With his dark blond hair falling over his face, tangling with those long, sooty lashes and flopping over his wide cheeks to tickle his half-smiling mouth, he was so beautiful he made her heart burn with longing. His languid, greyhound-lean body was dressed in threadbare breeches, mis-matched loud stripy socks with his toes poking out and an ancient British Eventing polo shirt. He looked like a ragamuffin but, just like his horses that wore ancient, holey rugs and moth-eaten bandages, the body beneath the rags was glossy, muscled and unfairly super-fit given how much he abused it.
Quietly and efficiently, Faith tidied the worst of the mess away from the floor and surfaces – the place was a tip, as usual – and made Rory a cup of strong black coffee because he had run out of milk, although she did find a big box of chocolates in the cupboard, no doubt a gift from another admiring client. It was the only food in the house.
He awoke groggily, muttering about a broken stopwatch.
‘What?’ Faith thrust the coffee at him.
‘Nothing – a dream. What are you doing here?’
‘Looks like I’m going to finish off the yard work for you and turn horses out, as you’re in no fit state.’

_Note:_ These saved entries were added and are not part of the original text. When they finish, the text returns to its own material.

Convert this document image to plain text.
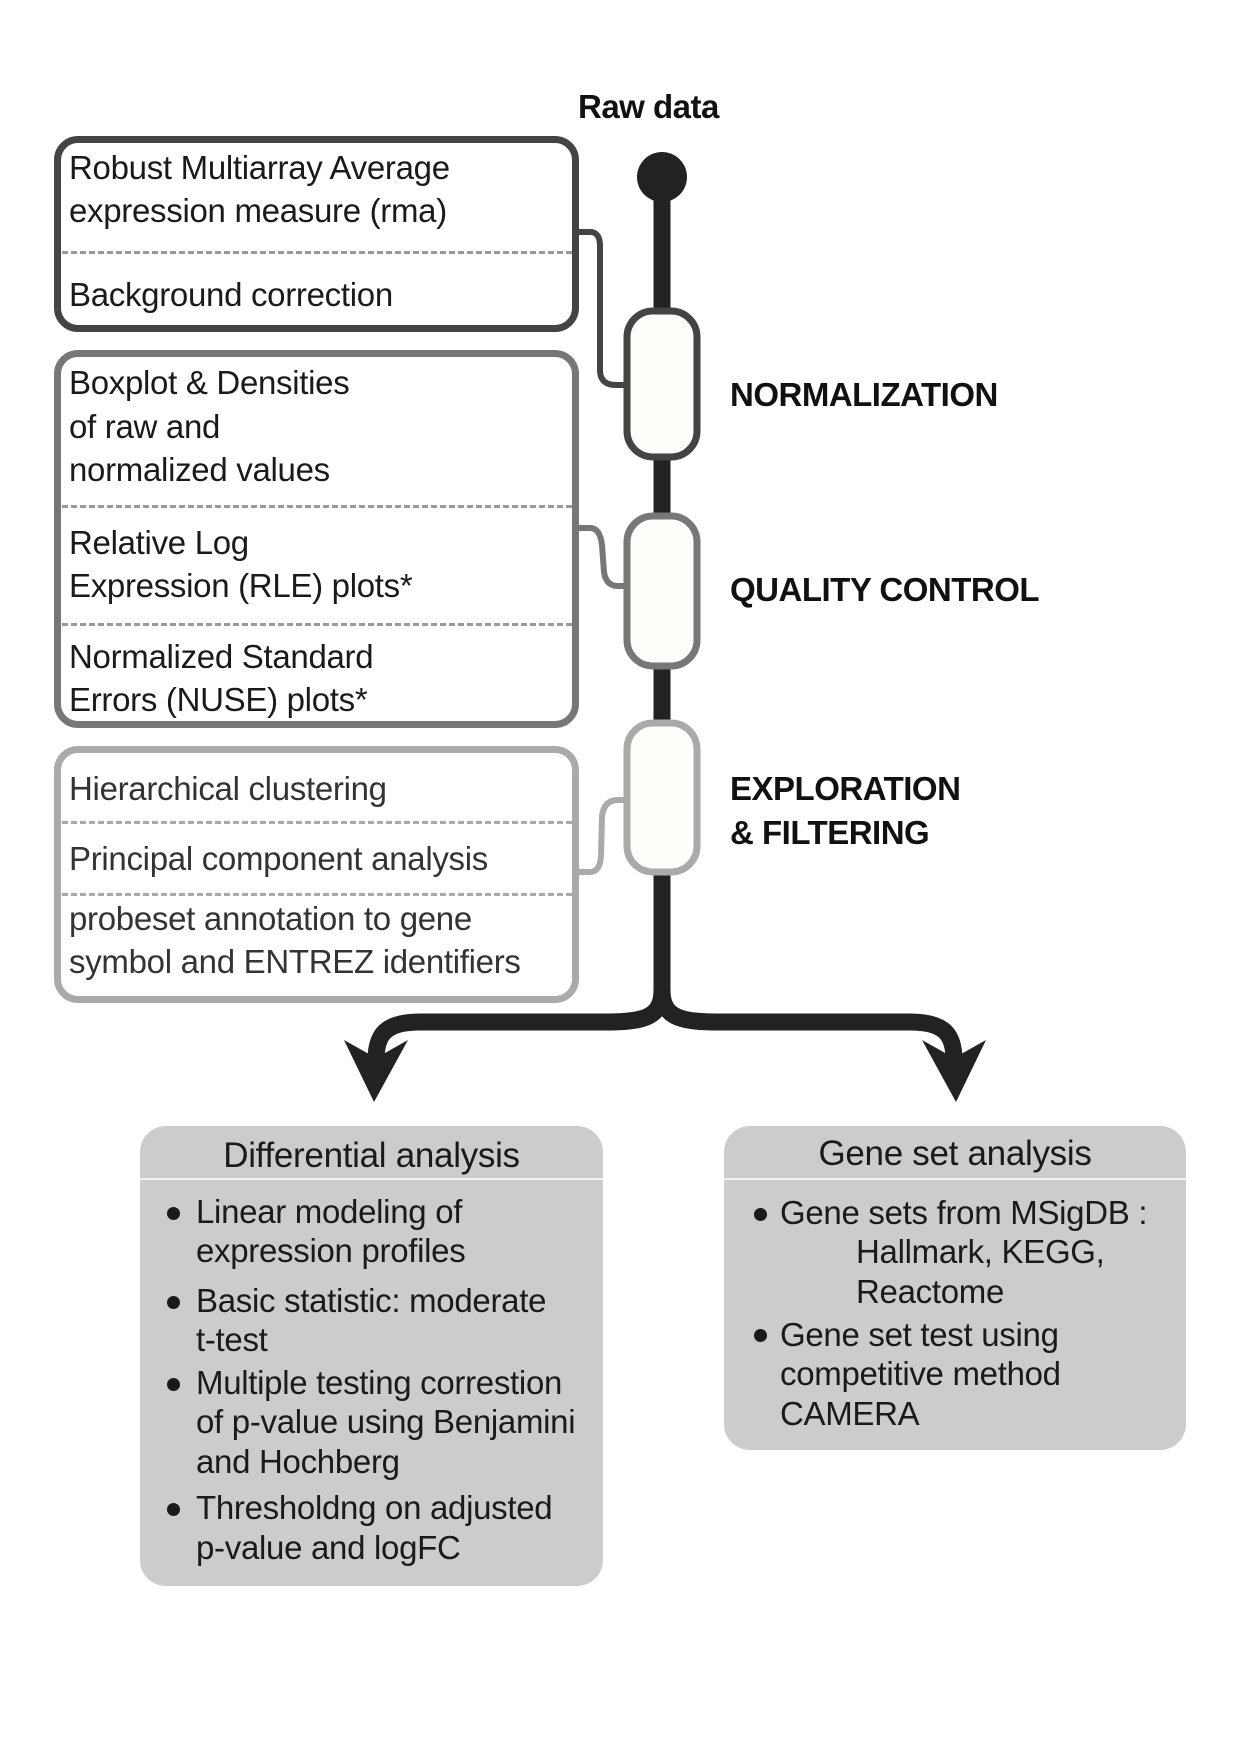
Raw data
Robust Multiarray Average
expression measure (rma)
Background correction
Boxplot & Densities
of raw and
normalized values
Relative Log
Expression (RLE) plots*
Normalized Standard
Errors (NUSE) plots*
Hierarchical clustering
Principal component analysis
probeset annotation to gene
symbol and ENTREZ identifiers
NORMALIZATION
QUALITY CONTROL
EXPLORATION
& FILTERING
Differential analysis
Linear modeling of
expression profiles
Basic statistic: moderate
t-test
Multiple testing correstion
of p-value using Benjamini
and Hochberg
Thresholdng on adjusted
p-value and logFC
Gene set analysis
Gene sets from MSigDB :
Hallmark, KEGG,
Reactome
Gene set test using
competitive method
CAMERA
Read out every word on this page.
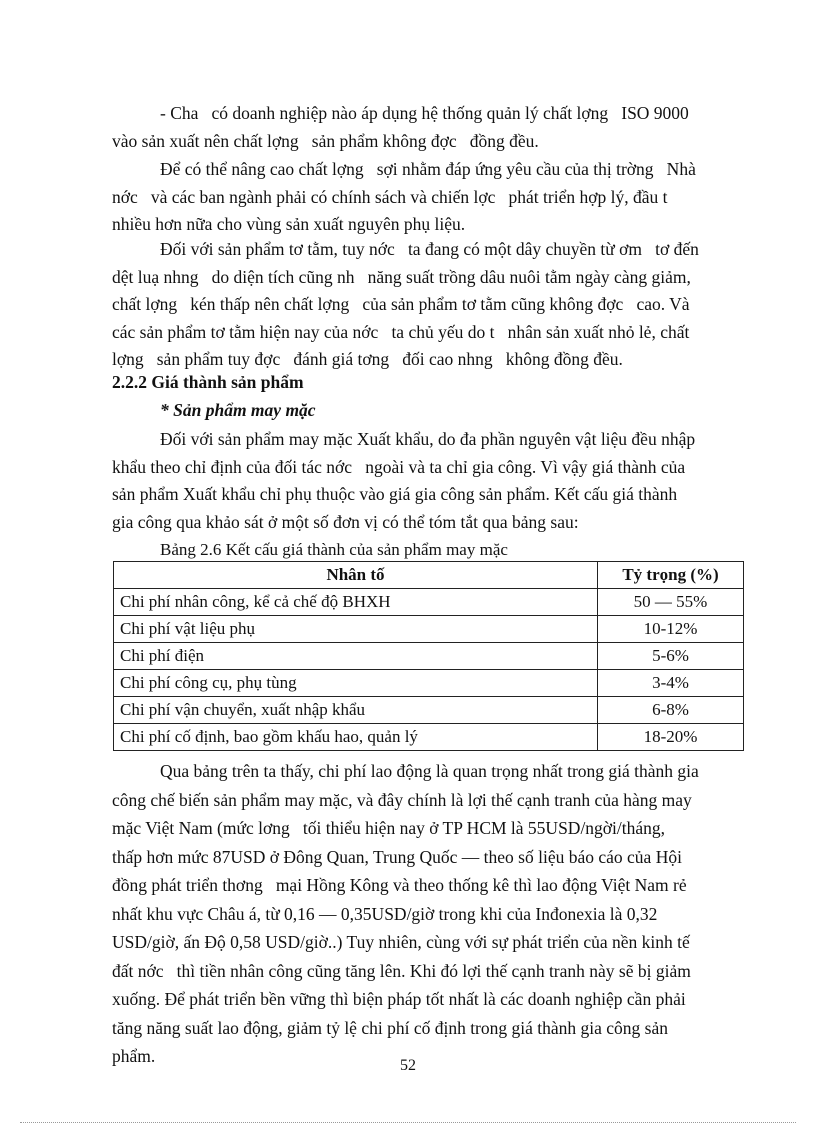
- Cha   có doanh nghiệp nào áp dụng hệ thống quản lý chất lợng   ISO 9000
vào sản xuất nên chất lợng   sản phẩm không đợc   đồng đều.
Để có thể nâng cao chất lợng   sợi nhằm đáp ứng yêu cầu của thị trờng   Nhà
nớc   và các ban ngành phải có chính sách và chiến lợc   phát triển hợp lý, đầu t
nhiều hơn nữa cho vùng sản xuất nguyên phụ liệu.
Đối với sản phẩm tơ tằm, tuy nớc   ta đang có một dây chuyền từ ơm   tơ đến
dệt luạ nhng   do diện tích cũng nh   năng suất trồng dâu nuôi tằm ngày càng giảm,
chất lợng   kén thấp nên chất lợng   của sản phẩm tơ tằm cũng không đợc   cao. Và
các sản phẩm tơ tằm hiện nay của nớc   ta chủ yếu do t   nhân sản xuất nhỏ lẻ, chất
lợng   sản phẩm tuy đợc   đánh giá tơng   đối cao nhng   không đồng đều.
2.2.2 Giá thành sản phẩm
* Sản phẩm may mặc
Đối với sản phẩm may mặc Xuất khẩu, do đa phần nguyên vật liệu đều nhập
khẩu theo chỉ định của đối tác nớc   ngoài và ta chỉ gia công. Vì vậy giá thành của
sản phẩm Xuất khẩu chỉ phụ thuộc vào giá gia công sản phẩm. Kết cấu giá thành
gia công qua khảo sát ở một số đơn vị có thể tóm tắt qua bảng sau:
Bảng 2.6 Kết cấu giá thành của sản phẩm may mặc
Nhân tố	Tỷ trọng (%)
Chi phí nhân công, kể cả chế độ BHXH	50 — 55%
Chi phí vật liệu phụ	10-12%
Chi phí điện	5-6%
Chi phí công cụ, phụ tùng	3-4%
Chi phí vận chuyển, xuất nhập khẩu	6-8%
Chi phí cố định, bao gồm khấu hao, quản lý	18-20%
Qua bảng trên ta thấy, chi phí lao động là quan trọng nhất trong giá thành gia
công chế biến sản phẩm may mặc, và đây chính là lợi thế cạnh tranh của hàng may
mặc Việt Nam (mức lơng   tối thiểu hiện nay ở TP HCM là 55USD/ngời/tháng,
thấp hơn mức 87USD ở Đông Quan, Trung Quốc — theo số liệu báo cáo của Hội
đồng phát triển thơng   mại Hồng Kông và theo thống kê thì lao động Việt Nam rẻ
nhất khu vực Châu á, từ 0,16 — 0,35USD/giờ trong khi của Inđonexia là 0,32
USD/giờ, ấn Độ 0,58 USD/giờ..) Tuy nhiên, cùng với sự phát triển của nền kinh tế
đất nớc   thì tiền nhân công cũng tăng lên. Khi đó lợi thế cạnh tranh này sẽ bị giảm
xuống. Để phát triển bền vững thì biện pháp tốt nhất là các doanh nghiệp cần phải
tăng năng suất lao động, giảm tỷ lệ chi phí cố định trong giá thành gia công sản
phẩm.	52
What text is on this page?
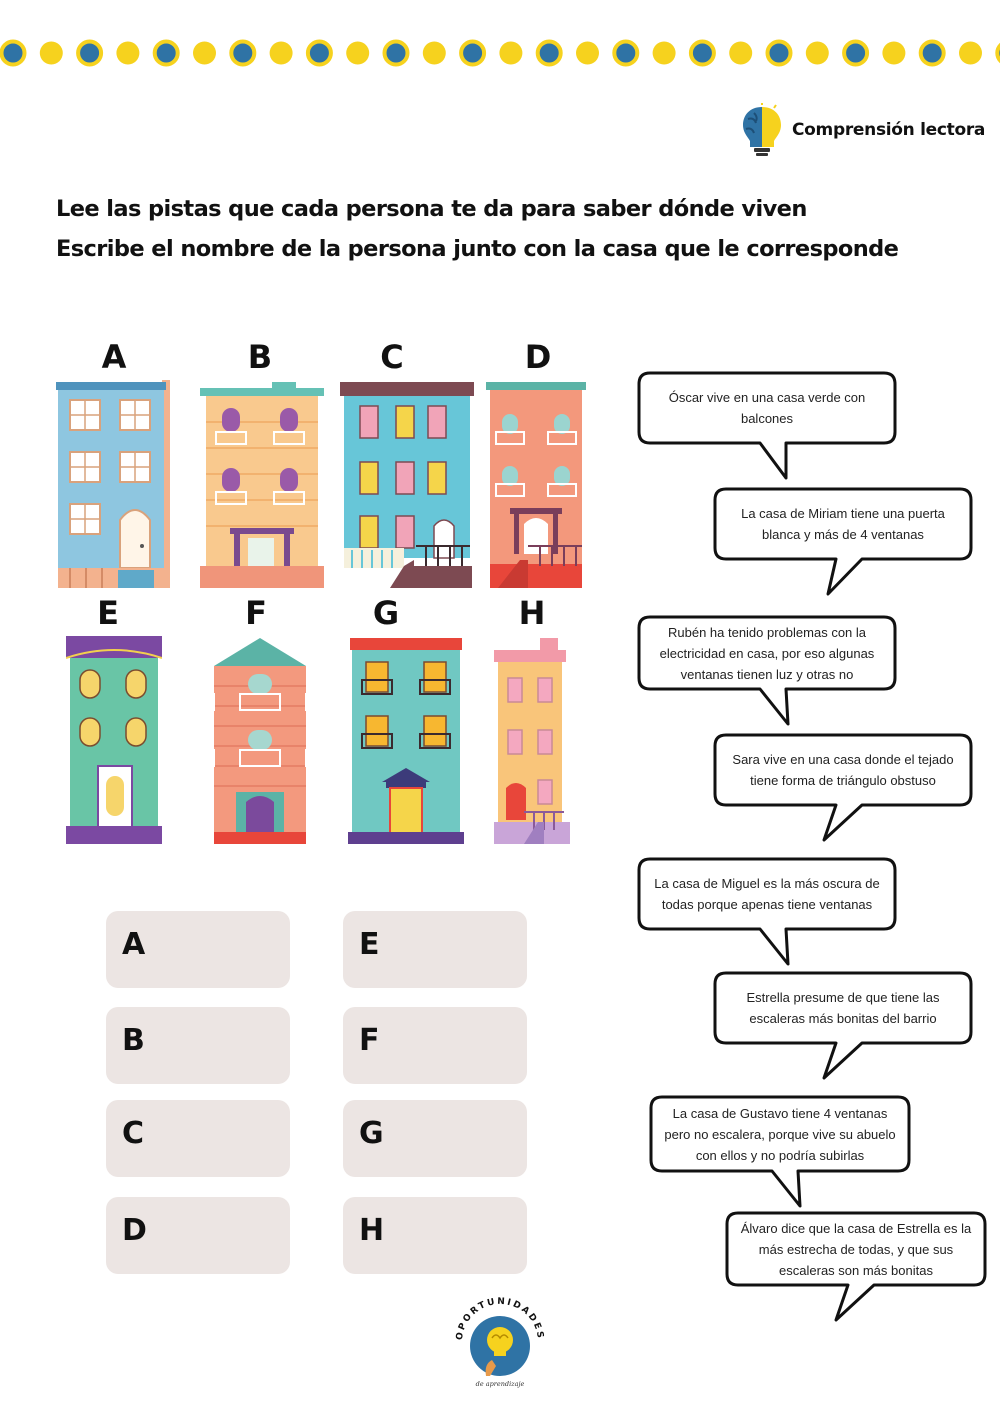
Comprensión lectora
Lee las pistas que cada persona te da para saber dónde viven
Escribe el nombre de la persona junto con la casa que le corresponde
A	B	C	D
E	F	G	H
A	E
B	F
C	G
D	H
Óscar vive en una casa verde con balcones
La casa de Miriam tiene una puerta blanca y más de 4 ventanas
Rubén ha tenido problemas con la electricidad en casa, por eso algunas ventanas tienen luz y otras no
Sara vive en una casa donde el tejado tiene forma de triángulo obstuso
La casa de Miguel es la más oscura de todas porque apenas tiene ventanas
Estrella presume de que tiene las escaleras más bonitas del barrio
La casa de Gustavo tiene 4 ventanas pero no escalera, porque vive su abuelo con ellos y no podría subirlas
Álvaro dice que la casa de Estrella es la más estrecha de todas, y que sus escaleras son más bonitas
OPORTUNIDADES
de aprendizaje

‘I was just catching forty winks after watching the Ebor.’ He nodded towards the television.
‘Channel Four Racing finished over an hour ago – that’s some crummy old movie.’
Rory squinted tiredly to the screen, where two people were riding on horseback across a spectacular landscape.
‘This isn’t a crummy old movie, Faith. It’s The Man from Snowy River . Man, I love this film! You wait – the best movie kiss ever is about to happen. The girl in this film is gorgeous.’
Immediately interested, Faith squashed in beside him, only toleap up again a moment later as a set of teeth as sharp as a piranha’s sank into her thigh. ‘What the …?’
Rory barely glanced round. ‘Oh, that’s just Milo, Nell’s dog. I’m looking after him while she’s in the States.’
Emerging from beneath a very flat tapestry cushion, the poppy-eyed Chihuahua gave Faith a dirty look and slunk on to the arm of the sofa to lick his miniature paws.
‘Is Dillon serious about her, d’you think?’ Faith sneered, certain that any control Nell had over the Rafferty eventing string would be a decidedly bad thing.
But Rory shushed her as a couple appeared on screen sharing the same saddle, and Faith watched agog, now sitting on a pair of spurs.